The facts of this instance are unimportant and irrelevant to our treatment, and as such, my scrutiny of this instance shall be limited to the demands and limitations contained within.The first demand is that the compact was made for the protection of the land at the clip the compact was made. In our instance this surely is true ; the compact was made to protect the character of the vicinity.The 2nd demand is that the land is identifiable from the original compact.

This is surely the instance here, and this is confirmed by the fact that the inside informations of the compacts have been lodged on the rubric workss of all four of the houses in the vicinity.Third, it must hold been intended that the compact would run with the land. Again this is surely the instance, as the purpose to maintain the vicinity in good fix and gustatory sensation was a long term end and non simply a short-run one intended for merely the current [ at the clip of the creative activity of the compacts ] proprietors of the belongingss.Fourthly, the footings of the compact must be negative in nature. In our scenario this is surely the instance with the last two judicial admissions of the compact being negative bids, i.e. 1000 must non.

..In respects to the first judicial admission, ‘to use the belongings as a individual private home house merely, ’ whilst, Prima facie, this may look like a positive bid, it does non take excessively much of a stretch of the imaginativeness to paraphrase it of all time so somewhat to to the full fulfill the demand of negativeness, i.
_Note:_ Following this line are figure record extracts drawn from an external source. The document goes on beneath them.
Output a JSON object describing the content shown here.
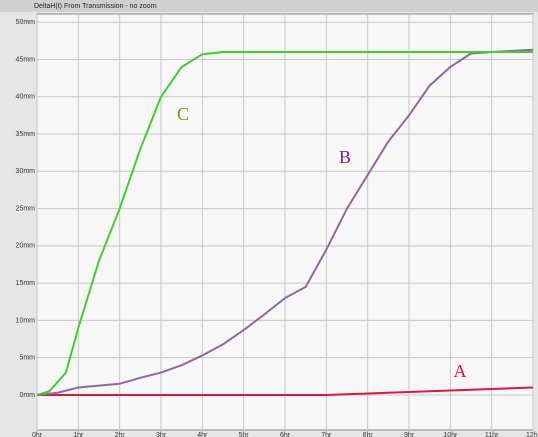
{
  "chart_data": {
    "type": "line",
    "title": "DeltaH(t) From Transmission - no zoom",
    "xlim": [
      0,
      12
    ],
    "ylim": [
      -4.7,
      51.1
    ],
    "xticks": [
      {
        "value": 0,
        "label": "0hr"
      },
      {
        "value": 1,
        "label": "1hr"
      },
      {
        "value": 2,
        "label": "2hr"
      },
      {
        "value": 3,
        "label": "3hr"
      },
      {
        "value": 4,
        "label": "4hr"
      },
      {
        "value": 5,
        "label": "5hr"
      },
      {
        "value": 6,
        "label": "6hr"
      },
      {
        "value": 7,
        "label": "7hr"
      },
      {
        "value": 8,
        "label": "8hr"
      },
      {
        "value": 9,
        "label": "9hr"
      },
      {
        "value": 10,
        "label": "10hr"
      },
      {
        "value": 11,
        "label": "11hr"
      },
      {
        "value": 12,
        "label": "12hr"
      }
    ],
    "yticks": [
      {
        "value": 0,
        "label": "0mm"
      },
      {
        "value": 5,
        "label": "5mm"
      },
      {
        "value": 10,
        "label": "10mm"
      },
      {
        "value": 15,
        "label": "15mm"
      },
      {
        "value": 20,
        "label": "20mm"
      },
      {
        "value": 25,
        "label": "25mm"
      },
      {
        "value": 30,
        "label": "30mm"
      },
      {
        "value": 35,
        "label": "35mm"
      },
      {
        "value": 40,
        "label": "40mm"
      },
      {
        "value": 45,
        "label": "45mm"
      },
      {
        "value": 50,
        "label": "50mm"
      }
    ],
    "grid": true,
    "series": [
      {
        "name": "A",
        "color": "#d81b3c",
        "x": [
          0,
          7,
          9,
          12
        ],
        "values": [
          0,
          0,
          0.4,
          1
        ]
      },
      {
        "name": "B",
        "color": "#8e6a9e",
        "x": [
          0,
          0.5,
          1,
          2,
          2.5,
          3,
          3.5,
          4,
          4.5,
          5,
          5.5,
          6,
          6.5,
          7,
          7.5,
          8,
          8.5,
          9,
          9.5,
          10,
          10.5,
          11,
          12
        ],
        "values": [
          0,
          0.3,
          1,
          1.5,
          2.3,
          3,
          4,
          5.3,
          6.8,
          8.7,
          10.8,
          13,
          14.5,
          19.5,
          25,
          29.5,
          34,
          37.5,
          41.5,
          44,
          45.8,
          46,
          46.3
        ]
      },
      {
        "name": "C",
        "color": "#44cc33",
        "x": [
          0,
          0.3,
          0.7,
          1,
          1.5,
          2,
          2.5,
          3,
          3.5,
          4,
          4.5,
          12
        ],
        "values": [
          0,
          0.5,
          3,
          9,
          18,
          25,
          33,
          40,
          44,
          45.7,
          46,
          46
        ]
      }
    ],
    "annotations": [
      {
        "text": "A",
        "color": "#e0102a"
      },
      {
        "text": "B",
        "color": "#7a1f8a"
      },
      {
        "text": "C",
        "color": "#8a8a10"
      }
    ]
  }
}
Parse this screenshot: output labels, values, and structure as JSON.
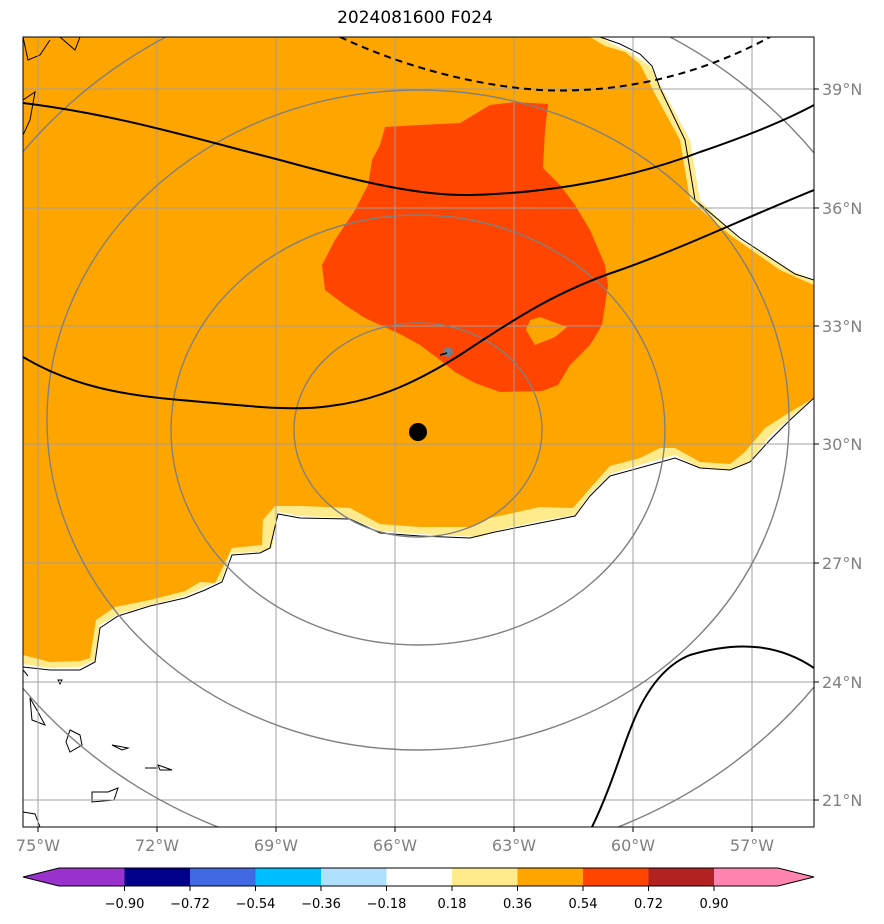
{
  "title": "2024081600 F024",
  "lon_labels": [
    "75°W",
    "72°W",
    "69°W",
    "66°W",
    "63°W",
    "60°W",
    "57°W"
  ],
  "lat_labels": [
    "39°N",
    "36°N",
    "33°N",
    "30°N",
    "27°N",
    "24°N",
    "21°N"
  ],
  "colorbar": {
    "ticks": [
      "−0.90",
      "−0.72",
      "−0.54",
      "−0.36",
      "−0.18",
      "0.18",
      "0.36",
      "0.54",
      "0.72",
      "0.90"
    ],
    "colors": [
      "#9932cc",
      "#00008b",
      "#4169e1",
      "#00bfff",
      "#b0e0ff",
      "#ffffff",
      "#ffeb8c",
      "#ffa500",
      "#ff4500",
      "#b22222",
      "#ff85b0"
    ]
  },
  "colors": {
    "fill_036_054": "#ffa500",
    "fill_054_072": "#ff4500",
    "fill_018_036": "#ffeb8c",
    "grid": "#a0a0a0",
    "range_rings": "#808080",
    "center_marker": "#000000",
    "secondary_marker": "#708090"
  }
}
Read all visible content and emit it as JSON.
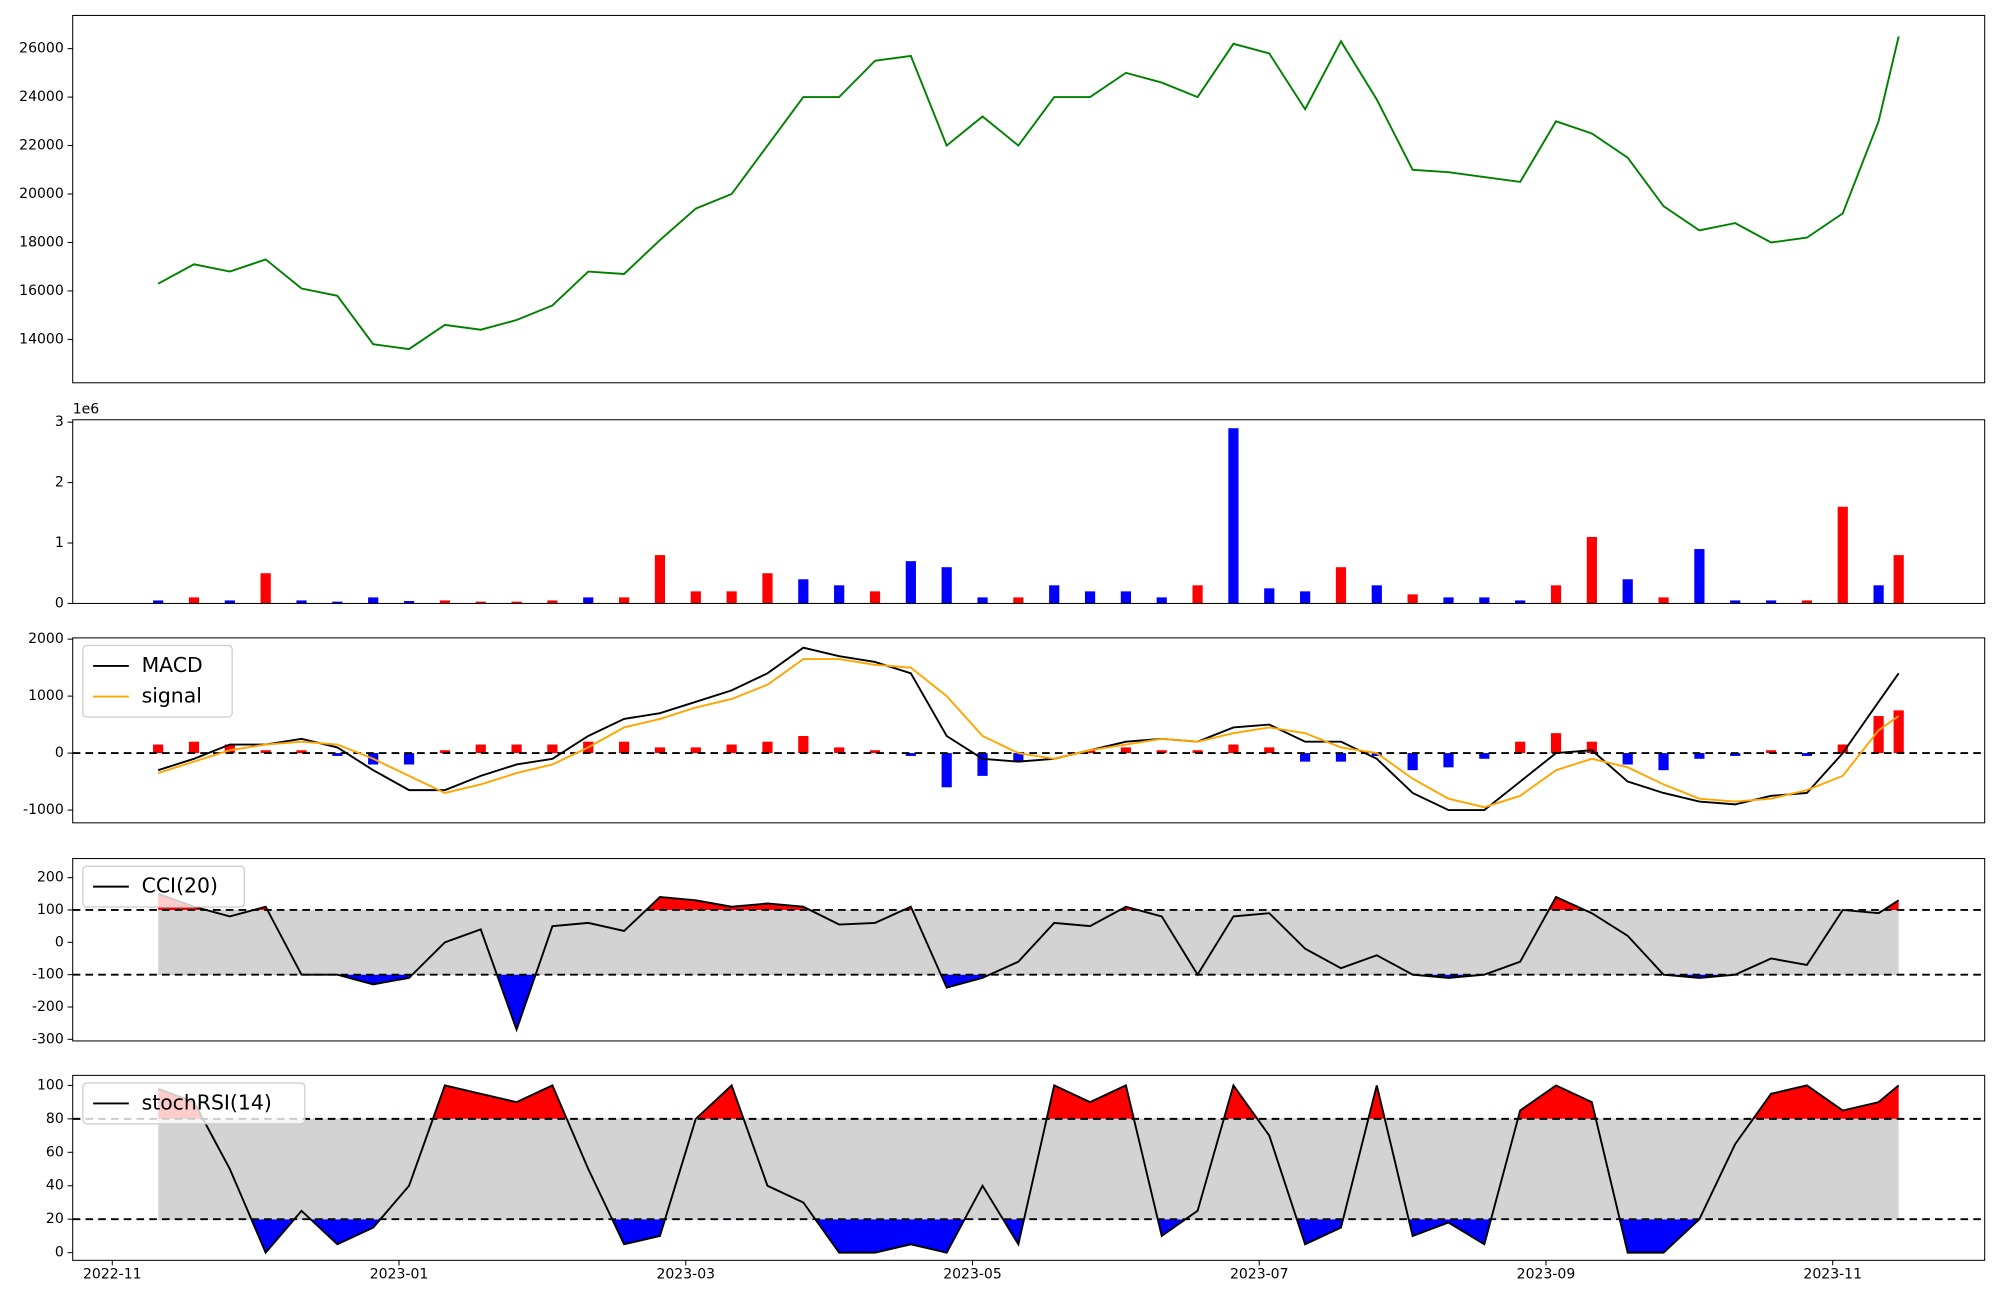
{
  "chart_data": [
    {
      "type": "line",
      "x": [
        0.32,
        0.57,
        0.82,
        1.07,
        1.32,
        1.57,
        1.82,
        2.07,
        2.32,
        2.57,
        2.82,
        3.07,
        3.32,
        3.57,
        3.82,
        4.07,
        4.32,
        4.57,
        4.82,
        5.07,
        5.32,
        5.57,
        5.82,
        6.07,
        6.32,
        6.57,
        6.82,
        7.07,
        7.32,
        7.57,
        7.82,
        8.07,
        8.32,
        8.57,
        8.82,
        9.07,
        9.32,
        9.57,
        9.82,
        10.07,
        10.32,
        10.57,
        10.82,
        11.07,
        11.32,
        11.57,
        11.82,
        12.07,
        12.32,
        12.46
      ],
      "series": [
        {
          "color": "green",
          "values": [
            16300,
            17100,
            16800,
            17300,
            16100,
            15800,
            13800,
            13600,
            14600,
            14400,
            14800,
            15400,
            16800,
            16700,
            18100,
            19400,
            20000,
            22000,
            24000,
            24000,
            25500,
            25700,
            22000,
            23200,
            22000,
            24000,
            24000,
            25000,
            24600,
            24000,
            26200,
            25800,
            23500,
            26300,
            23900,
            21000,
            20900,
            20700,
            20500,
            23000,
            22500,
            21500,
            19500,
            18500,
            18800,
            18000,
            18200,
            19200,
            23000,
            26500
          ]
        }
      ],
      "xlim": [
        -0.276,
        13.06
      ],
      "ylim": [
        12210,
        27370
      ],
      "yticks": [
        14000,
        16000,
        18000,
        20000,
        22000,
        24000,
        26000
      ]
    },
    {
      "type": "bar",
      "x": [
        0.32,
        0.57,
        0.82,
        1.07,
        1.32,
        1.57,
        1.82,
        2.07,
        2.32,
        2.57,
        2.82,
        3.07,
        3.32,
        3.57,
        3.82,
        4.07,
        4.32,
        4.57,
        4.82,
        5.07,
        5.32,
        5.57,
        5.82,
        6.07,
        6.32,
        6.57,
        6.82,
        7.07,
        7.32,
        7.57,
        7.82,
        8.07,
        8.32,
        8.57,
        8.82,
        9.07,
        9.32,
        9.57,
        9.82,
        10.07,
        10.32,
        10.57,
        10.82,
        11.07,
        11.32,
        11.57,
        11.82,
        12.07,
        12.32,
        12.46
      ],
      "series": [
        {
          "color": "red",
          "values": [
            null,
            0.1,
            null,
            0.5,
            null,
            null,
            null,
            null,
            0.05,
            0.03,
            0.03,
            0.05,
            null,
            0.1,
            0.8,
            0.2,
            0.2,
            0.5,
            null,
            null,
            0.2,
            null,
            null,
            null,
            0.1,
            null,
            null,
            null,
            null,
            0.3,
            null,
            null,
            null,
            0.6,
            null,
            0.15,
            null,
            null,
            null,
            0.3,
            1.1,
            null,
            0.1,
            null,
            null,
            null,
            0.05,
            1.6,
            null,
            0.8
          ]
        },
        {
          "color": "blue",
          "values": [
            0.05,
            null,
            0.05,
            null,
            0.05,
            0.03,
            0.1,
            0.04,
            null,
            null,
            null,
            null,
            0.1,
            null,
            null,
            null,
            null,
            null,
            0.4,
            0.3,
            null,
            0.7,
            0.6,
            0.1,
            null,
            0.3,
            0.2,
            0.2,
            0.1,
            null,
            2.9,
            0.25,
            0.2,
            null,
            0.3,
            null,
            0.1,
            0.1,
            0.05,
            null,
            null,
            0.4,
            null,
            0.9,
            0.05,
            0.05,
            null,
            null,
            0.3,
            null
          ]
        }
      ],
      "y_offset_label": "1e6",
      "xlim": [
        -0.276,
        13.06
      ],
      "ylim": [
        0,
        3.04
      ],
      "yticks": [
        0,
        1,
        2,
        3
      ]
    },
    {
      "type": "macd",
      "x": [
        0.32,
        0.57,
        0.82,
        1.07,
        1.32,
        1.57,
        1.82,
        2.07,
        2.32,
        2.57,
        2.82,
        3.07,
        3.32,
        3.57,
        3.82,
        4.07,
        4.32,
        4.57,
        4.82,
        5.07,
        5.32,
        5.57,
        5.82,
        6.07,
        6.32,
        6.57,
        6.82,
        7.07,
        7.32,
        7.57,
        7.82,
        8.07,
        8.32,
        8.57,
        8.82,
        9.07,
        9.32,
        9.57,
        9.82,
        10.07,
        10.32,
        10.57,
        10.82,
        11.07,
        11.32,
        11.57,
        11.82,
        12.07,
        12.32,
        12.46
      ],
      "series": [
        {
          "name": "MACD",
          "color": "black",
          "values": [
            -300,
            -100,
            150,
            150,
            250,
            100,
            -300,
            -650,
            -650,
            -400,
            -200,
            -100,
            300,
            600,
            700,
            900,
            1100,
            1400,
            1850,
            1700,
            1600,
            1400,
            300,
            -100,
            -150,
            -100,
            50,
            200,
            250,
            200,
            450,
            500,
            200,
            200,
            -100,
            -700,
            -1000,
            -1000,
            -500,
            0,
            50,
            -500,
            -700,
            -850,
            -900,
            -750,
            -700,
            0,
            900,
            1400
          ]
        },
        {
          "name": "signal",
          "color": "orange",
          "values": [
            -350,
            -150,
            50,
            150,
            200,
            150,
            -100,
            -400,
            -700,
            -550,
            -350,
            -200,
            100,
            450,
            600,
            800,
            950,
            1200,
            1650,
            1650,
            1550,
            1500,
            1000,
            300,
            0,
            -100,
            50,
            150,
            250,
            200,
            350,
            450,
            350,
            100,
            0,
            -450,
            -800,
            -950,
            -750,
            -300,
            -100,
            -250,
            -550,
            -800,
            -850,
            -800,
            -650,
            -400,
            400,
            650
          ]
        }
      ],
      "histogram": {
        "pos_color": "red",
        "neg_color": "blue",
        "values": [
          150,
          200,
          150,
          50,
          50,
          -50,
          -200,
          -200,
          50,
          150,
          150,
          150,
          200,
          200,
          100,
          100,
          150,
          200,
          300,
          100,
          50,
          -50,
          -600,
          -400,
          -150,
          0,
          50,
          100,
          50,
          50,
          150,
          100,
          -150,
          -150,
          -50,
          -300,
          -250,
          -100,
          200,
          350,
          200,
          -200,
          -300,
          -100,
          -50,
          50,
          -50,
          150,
          650,
          750
        ]
      },
      "hlines": [
        0
      ],
      "legend": "upper left",
      "xlim": [
        -0.276,
        13.06
      ],
      "ylim": [
        -1224,
        2022
      ],
      "yticks": [
        -1000,
        0,
        1000,
        2000
      ]
    },
    {
      "type": "oscillator",
      "x": [
        0.32,
        0.57,
        0.82,
        1.07,
        1.32,
        1.57,
        1.82,
        2.07,
        2.32,
        2.57,
        2.82,
        3.07,
        3.32,
        3.57,
        3.82,
        4.07,
        4.32,
        4.57,
        4.82,
        5.07,
        5.32,
        5.57,
        5.82,
        6.07,
        6.32,
        6.57,
        6.82,
        7.07,
        7.32,
        7.57,
        7.82,
        8.07,
        8.32,
        8.57,
        8.82,
        9.07,
        9.32,
        9.57,
        9.82,
        10.07,
        10.32,
        10.57,
        10.82,
        11.07,
        11.32,
        11.57,
        11.82,
        12.07,
        12.32,
        12.46
      ],
      "series": [
        {
          "name": "CCI(20)",
          "color": "black",
          "values": [
            150,
            110,
            80,
            110,
            -100,
            -100,
            -130,
            -110,
            0,
            40,
            -270,
            50,
            60,
            35,
            140,
            130,
            110,
            120,
            110,
            55,
            60,
            110,
            -140,
            -110,
            -60,
            60,
            50,
            110,
            80,
            -100,
            80,
            90,
            -20,
            -80,
            -40,
            -100,
            -110,
            -100,
            -60,
            140,
            90,
            20,
            -100,
            -110,
            -100,
            -50,
            -70,
            100,
            90,
            130
          ]
        }
      ],
      "bands": [
        -100,
        100
      ],
      "fill_colors": {
        "upper": "red",
        "middle": "lightgray",
        "lower": "blue"
      },
      "legend": "upper left",
      "xlim": [
        -0.276,
        13.06
      ],
      "ylim": [
        -305,
        259
      ],
      "yticks": [
        -300,
        -200,
        -100,
        0,
        100,
        200
      ]
    },
    {
      "type": "oscillator",
      "x": [
        0.32,
        0.57,
        0.82,
        1.07,
        1.32,
        1.57,
        1.82,
        2.07,
        2.32,
        2.57,
        2.82,
        3.07,
        3.32,
        3.57,
        3.82,
        4.07,
        4.32,
        4.57,
        4.82,
        5.07,
        5.32,
        5.57,
        5.82,
        6.07,
        6.32,
        6.57,
        6.82,
        7.07,
        7.32,
        7.57,
        7.82,
        8.07,
        8.32,
        8.57,
        8.82,
        9.07,
        9.32,
        9.57,
        9.82,
        10.07,
        10.32,
        10.57,
        10.82,
        11.07,
        11.32,
        11.57,
        11.82,
        12.07,
        12.32,
        12.46
      ],
      "series": [
        {
          "name": "stochRSI(14)",
          "color": "black",
          "values": [
            98,
            90,
            50,
            0,
            25,
            5,
            15,
            40,
            100,
            95,
            90,
            100,
            50,
            5,
            10,
            80,
            100,
            40,
            30,
            0,
            0,
            5,
            0,
            40,
            5,
            100,
            90,
            100,
            10,
            25,
            100,
            70,
            5,
            15,
            100,
            10,
            18,
            5,
            85,
            100,
            90,
            0,
            0,
            20,
            65,
            95,
            100,
            85,
            90,
            100
          ]
        }
      ],
      "bands": [
        20,
        80
      ],
      "fill_colors": {
        "upper": "red",
        "middle": "lightgray",
        "lower": "blue"
      },
      "legend": "upper left",
      "xlim": [
        -0.276,
        13.06
      ],
      "ylim": [
        -4.6,
        106
      ],
      "yticks": [
        0,
        20,
        40,
        60,
        80,
        100
      ],
      "xticks": [
        {
          "value": 0,
          "label": "2022-11"
        },
        {
          "value": 2,
          "label": "2023-01"
        },
        {
          "value": 4,
          "label": "2023-03"
        },
        {
          "value": 6,
          "label": "2023-05"
        },
        {
          "value": 8,
          "label": "2023-07"
        },
        {
          "value": 10,
          "label": "2023-09"
        },
        {
          "value": 12,
          "label": "2023-11"
        }
      ]
    }
  ]
}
e. ‘do non utilize the belongings as anything other than a individual private home house.’All of these demands have hence been met, and as such, these restrictive compacts are of the sort potentially enforceable in the tribunals of Equity. However it must be remembered for this compact to be enforceable against Homesteads, Homesteads must hold been cognizant of the compact prior to their purchase of the belongings ; the compact is capable to the general restrictions of equity the most of import being that it shall non be imposed on a bone fide buyer without notice.As the inside informations of the compacts are registered on the land workss at the Registry, there is surely no opportunity that Homesteads were incognizant of the compact. With this in head, the compact is enforceable against Homestead in the tribunal of Equity.Therefore in relation to the fact that Homestead have allowed their belongings to fall into disrepair, the other occupants could take homestead to tribunal to seek an order for specific public presentation to mend their belongings.

In relation to the bluish pigment ; once more the occupants who are party to the compact could take homesteads to tribunal and seek specific public presentation from the tribunals of Equity so that Homestead be ordered to repaint the belongings white.In relation to the destruction nevertheless there is nil that the occupants can make to forestall this from go oning, as there are no edifice limitations contained within the compact. However, one time the belongingss are built there is no uncertainty that the same negative judicial admissions which applied to the old belongings will use to the new belongingss, and as such they will hold to be painted white and kept in fix besides.The fact that Homestead are constructing two cottages might be seen as a confliction with the first limitation of the compact, that the land be used for individual private brooding merely.

However it seems clear that this limitation was non interested in the figure of belongingss, but instead their land usage, and as the program is to utilize the cottages for individual private home there is a high opportunity that the new physique will non conflict with this term of the compact. There is no injury the occupants seeking to implement via the alternate reading of the diction nevertheless should they truly wish to forestall the physique from taking topographic point.